OPERA REVIEW : Met Introduces Corigliano’s ‘Ghosts’


There was a sight at the Metropolitan Opera Thursday night so rare that probably very few in the sold-out theater could have witnessed it before. A composer and librettist took a curtain call.

More wondrous still, John Corigliano and William M. Hoffman received a deafening, rapturous standing ovation. They got flowers and garlands from the audience. They got hugs and kisses from the conductor, James Levine, and from members of the cast. First-time opera men both, they looked disbelieving, stunned.

In fact, “The Ghosts of Versailles,” commissioned by the Met and its first premiere in nearly a quarter-century, achieved on its first night the kind of popular triumph that composers, librettists and opera companies hardly dare even fantasize these days.

Its performance was entrusted to a dream cast, headed by a radiant Teresa Stratas, the reclusive soprano herself an increasingly rare sight at the Met or any other opera house. The opera was made resplendent by the kind of stylish and visually illuminating production that--at least when it refrained from camp excesses--is yet another scarcity here. And it was treated to an unprecedented eight weeks of rehearsal, ensuring finesse (from a cast of some 40 players) that is far removed from the haphazard happenings of an average Met night.


But there is also a lot that is not at all unfamiliar to the Met, and that no doubt had a great deal to do with the opera’s ecstatic reception, and is just as likely to make “The Ghosts of Versailles” controversial. An opera about opera, it is populated by characters all opera-goers know like family--Figaro and Susanna, the Count and Countess--the characters from “Le Nozze di Figaro,” and “Il Barbiere di Siviglia.”

Likewise, Corigliano’s score is rich in specific allusions to Mozart and Rossini operas and written in a musical style nostalgic for Richard Strauss at his most nostalgic. But then second-hand nostalgia is the conceit of the opera itself.

Hoffman’s inventive, often witty and deliberately intricate libretto (its synopsis requires four pages of the program) involves an entertainment for ghosts of the French aristocracy executed during the Revolution. The ghost of Beaumarchais (the playwright of the Figaro plays upon which the Mozart and Rossini operas were based) falls in love with the ghost of Marie Antoinette, and he proposes a new opera about Figaro in which he attempts to change history and save the queen’s head.
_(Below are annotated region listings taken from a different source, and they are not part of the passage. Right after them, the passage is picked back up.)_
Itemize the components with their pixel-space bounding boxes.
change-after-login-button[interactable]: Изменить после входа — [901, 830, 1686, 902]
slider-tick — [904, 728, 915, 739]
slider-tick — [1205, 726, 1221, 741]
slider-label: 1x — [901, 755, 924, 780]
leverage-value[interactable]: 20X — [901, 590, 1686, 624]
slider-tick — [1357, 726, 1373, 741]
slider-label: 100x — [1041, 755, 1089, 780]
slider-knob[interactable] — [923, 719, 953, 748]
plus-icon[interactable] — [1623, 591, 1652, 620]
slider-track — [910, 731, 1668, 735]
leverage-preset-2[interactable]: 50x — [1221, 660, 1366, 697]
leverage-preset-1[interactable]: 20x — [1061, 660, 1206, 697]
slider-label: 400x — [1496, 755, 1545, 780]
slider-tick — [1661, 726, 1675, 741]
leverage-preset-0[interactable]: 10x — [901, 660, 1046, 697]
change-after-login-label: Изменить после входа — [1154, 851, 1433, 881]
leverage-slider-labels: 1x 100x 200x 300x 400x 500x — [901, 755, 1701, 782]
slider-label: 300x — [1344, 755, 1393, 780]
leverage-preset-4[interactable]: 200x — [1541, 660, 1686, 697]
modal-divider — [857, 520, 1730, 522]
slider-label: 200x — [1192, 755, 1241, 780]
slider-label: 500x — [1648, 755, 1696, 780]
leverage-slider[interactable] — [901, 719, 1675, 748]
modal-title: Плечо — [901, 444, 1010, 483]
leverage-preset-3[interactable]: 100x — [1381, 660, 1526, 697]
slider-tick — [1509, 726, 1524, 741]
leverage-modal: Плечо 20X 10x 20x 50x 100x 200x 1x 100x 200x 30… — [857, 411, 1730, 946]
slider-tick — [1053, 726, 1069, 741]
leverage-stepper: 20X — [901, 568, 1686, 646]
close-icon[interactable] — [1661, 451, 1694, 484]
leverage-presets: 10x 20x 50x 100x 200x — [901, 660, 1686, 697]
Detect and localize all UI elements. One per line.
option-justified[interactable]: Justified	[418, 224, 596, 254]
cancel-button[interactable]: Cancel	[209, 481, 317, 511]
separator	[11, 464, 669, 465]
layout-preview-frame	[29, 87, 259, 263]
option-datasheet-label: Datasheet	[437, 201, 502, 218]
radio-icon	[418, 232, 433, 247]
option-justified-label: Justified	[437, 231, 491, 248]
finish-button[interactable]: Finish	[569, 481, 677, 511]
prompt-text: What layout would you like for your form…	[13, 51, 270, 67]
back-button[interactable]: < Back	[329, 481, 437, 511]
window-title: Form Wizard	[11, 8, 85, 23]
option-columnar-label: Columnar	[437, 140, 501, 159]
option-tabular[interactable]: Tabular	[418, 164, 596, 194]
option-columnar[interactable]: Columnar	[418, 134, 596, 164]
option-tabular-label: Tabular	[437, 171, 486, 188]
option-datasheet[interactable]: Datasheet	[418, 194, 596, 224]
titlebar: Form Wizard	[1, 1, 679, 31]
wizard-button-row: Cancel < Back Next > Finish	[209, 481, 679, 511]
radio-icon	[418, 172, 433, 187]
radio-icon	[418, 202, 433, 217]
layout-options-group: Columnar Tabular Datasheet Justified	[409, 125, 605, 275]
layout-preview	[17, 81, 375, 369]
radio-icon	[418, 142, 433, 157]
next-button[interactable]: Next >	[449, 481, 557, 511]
Time and place become increasingly confused. Figaro assumes a mind of his own, and Beaumarchais enters into his opera-within-the-opera to confront him. After two very long acts that offer everything from Marx Brothers-inspired farce to a finale of great poignancy, Marie learns to accept her death, and in her transcendent final aria joins Beaumarchais in an eternity of love.


All of this is accomplished through a series of show-stopping arias and one coup de theatre after another. A vibrant and athletic Gino Quilico, gets a Figaro aria to end all Figaro arias. Tenor Graham Clark, who portrays the villainous Begearss like a silent-movie nasty, slinks about magnificently in an excessively theatrical “Worm” aria. Marilyn Horne hams it up impossibly as Samira, an Egyptian singer in a slapstick Turkish court.

Corigliano has also provided moments of great sensual beauty in a love duet for the Countess and Cherubino (yes, he comes back, too, in a flashback of a flashback); music of deep feeling for Beaumarchais (the very sympathetic Hakan Hagegard) and sticky sentimentality for Marie Antoinette that pervades the evening and is saved only by the sheer, affecting presence of Stratas, whose beaming soprano still sounds fresh and for whom every measure and every gesture appears a matter of great importance.

Much of this is a Corigliano we have heard before: the ghostly bits from his film score to “Altered States”; the stagy music from his theatrical concertos; the righteous nostalgia in his recent AIDS symphony, which received its Southern California premiere on Wednesday courtesy of the Pacific Symphony in Orange County. And it is a question of just how digestible it would all be without John Conklin’s surrealistic sets, which make the stage look like a miraculous, ever-changing invention, or Colin Graham’s clear-headed stage direction.

Levine conducts the huge, uniformly strong cast with fervent authority.


The opera will be broadcast Jan. 4 at 10 a.m. on the regular weekly Met broadcast, stations vary, and televised on PBS next season.